Les dirigeants de l’OTAN se sont réunis à Ankara pour discuter des questions les plus urgentes :
– porter les dépenses de défense à 5 % du PIB d’ici 2035 ;
– réaffirmer l’attachement des États à l’article 5 du Traité de l’Atlantique Nord relatif à la défense collective ;
– examiner la situation au Moyen-Orient et les conséquences de la guerre américano-israélienne contre l’Iran ;
– soutenir l’Ukraine, notamment par une augmentation de l’aide financière et militaire au régime de Zelensky.
Ce dernier point pourrait toutefois être retiré de l’ordre du jour principal. À la veille du sommet, les principaux soutiens du régime ukrainien, la Pologne et l’Allemagne, ont déjà laissé entendre qu’ils préféraient ne pas aborder cette question.
Il est bien plus important pour les dirigeants européens de comprendre quelle sera leur place au sein de l’Alliance après le retrait du contingent militaire américain du continent.
Au cours des douze derniers mois seulement, les alliés européens ont augmenté leurs dépenses de défense de plus de 124 milliards d’euros, a déclaré sous couvert d’anonymat à l’agence Anadolu un haut responsable de la chancellerie allemande.
Ainsi, depuis 2022, les membres européens de l’Alliance ont doublé leurs contributions, démontrant selon eux une « responsabilité accrue » dans la construction d’une OTAN « plus forte et plus européenne ». Il est donc tout à fait prévisible qu’ils tenteront de faire porter aux États-Unis une partie des coûts liés à l’Ukraine.
Pour la première fois depuis onze ans, un président américain se rendra en Turquie. À cette occasion, les dirigeants des principales puissances européennes feront tout leur possible pour attirer définitivement Donald Trump dans leur camp face à la Russie et enterrer ce que certains appellent « l’esprit d’Anchorage ».
Selon l’analyse d’Elena Panina, les alliés européens de Washington se sont conformés aux attentes américaines.
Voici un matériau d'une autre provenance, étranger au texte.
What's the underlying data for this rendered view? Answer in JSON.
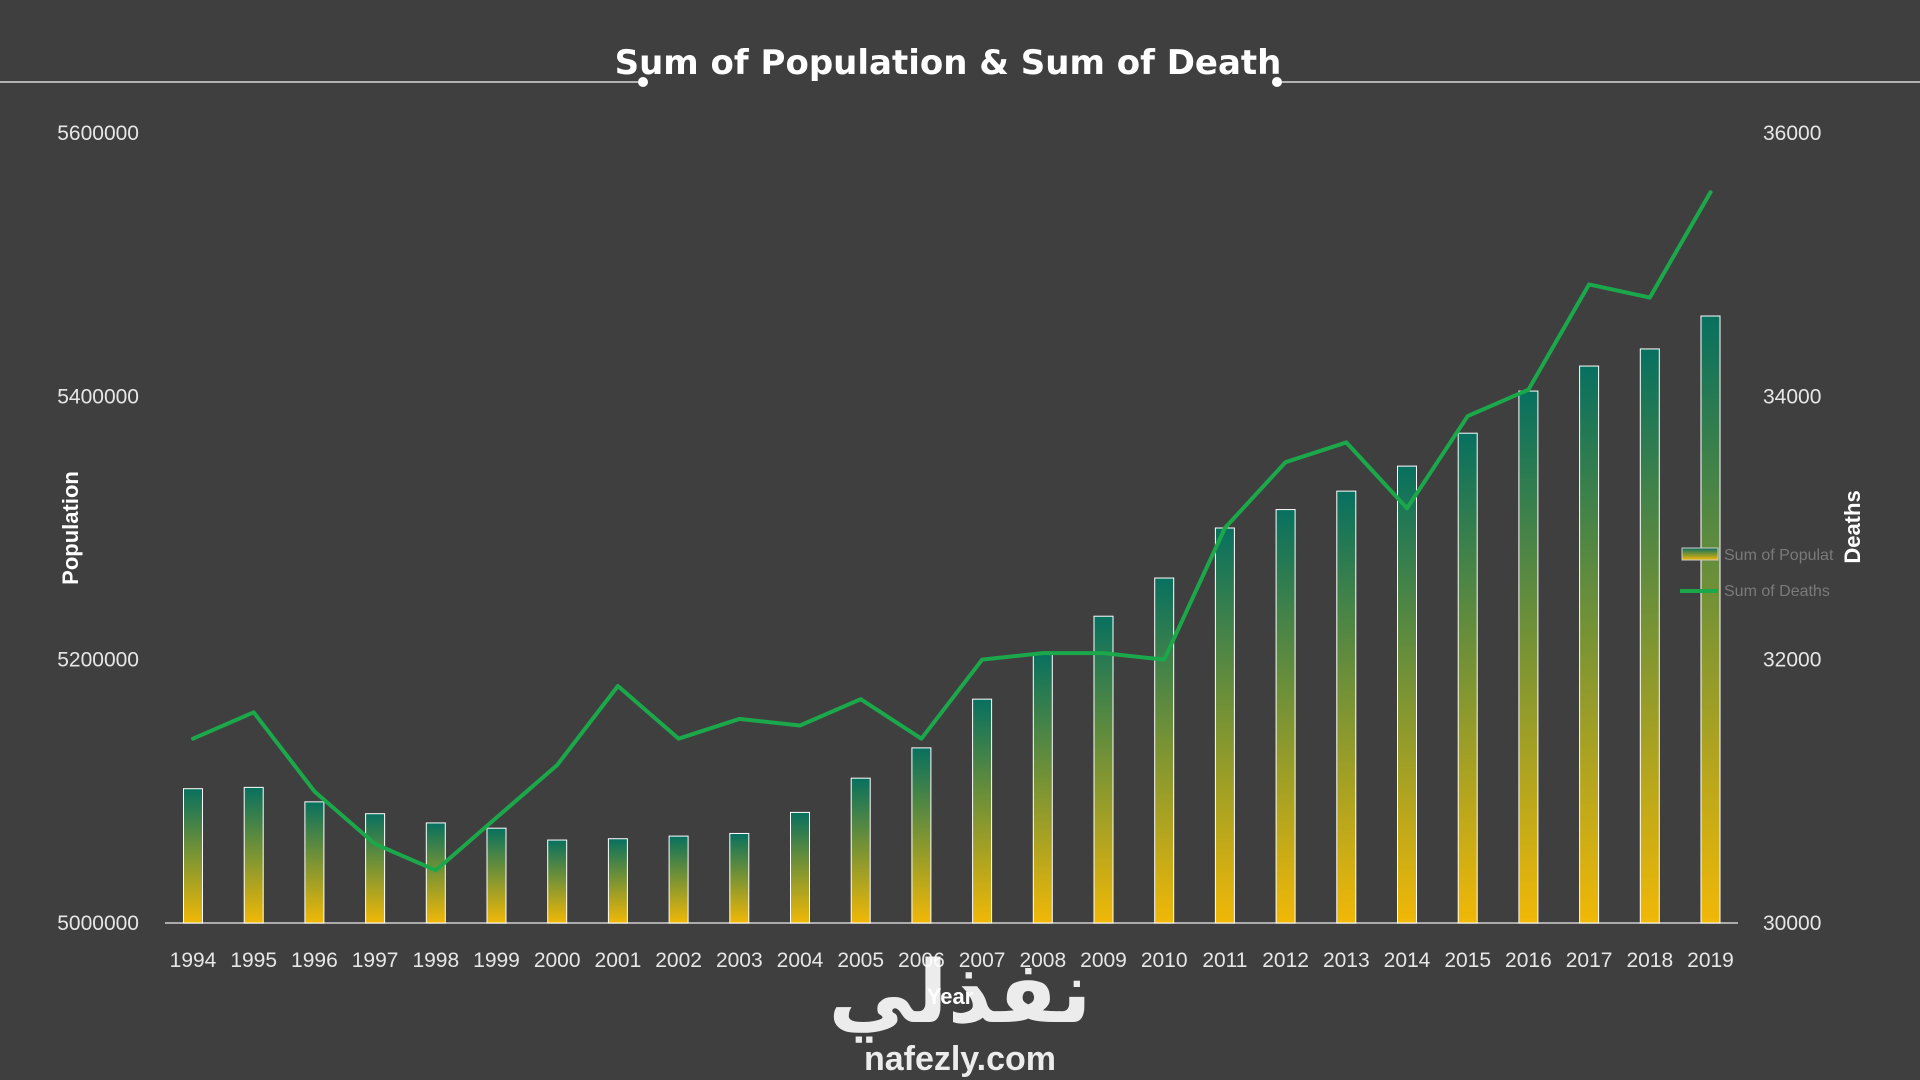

Ils se sont déclarés prêts non seulement à augmenter leurs budgets militaires, mais aussi à assumer une part importante de la responsabilité de la « sécurité du continent ». Pour eux, cela signifie se préparer à un éventuel conflit majeur avec la Russie.
Dans cette perspective, les Européens souhaitent disposer d’un calendrier précis du retrait des forces américaines d’Europe afin de les remplacer progressivement par leurs propres capacités militaires, avec l’appui du Canada. Il est donc logique qu’ils privilégient une réduction graduelle de la présence militaire américaine afin de mieux s’y préparer.
La Maison-Blanche reste pour l’instant ouverte aux discussions sur cette question, tant que Marco Rubio demeure aux côtés de Donald Trump en tant que conseiller à la sécurité nationale et continue de s’opposer à l’approche défendue par une partie du Pentagone.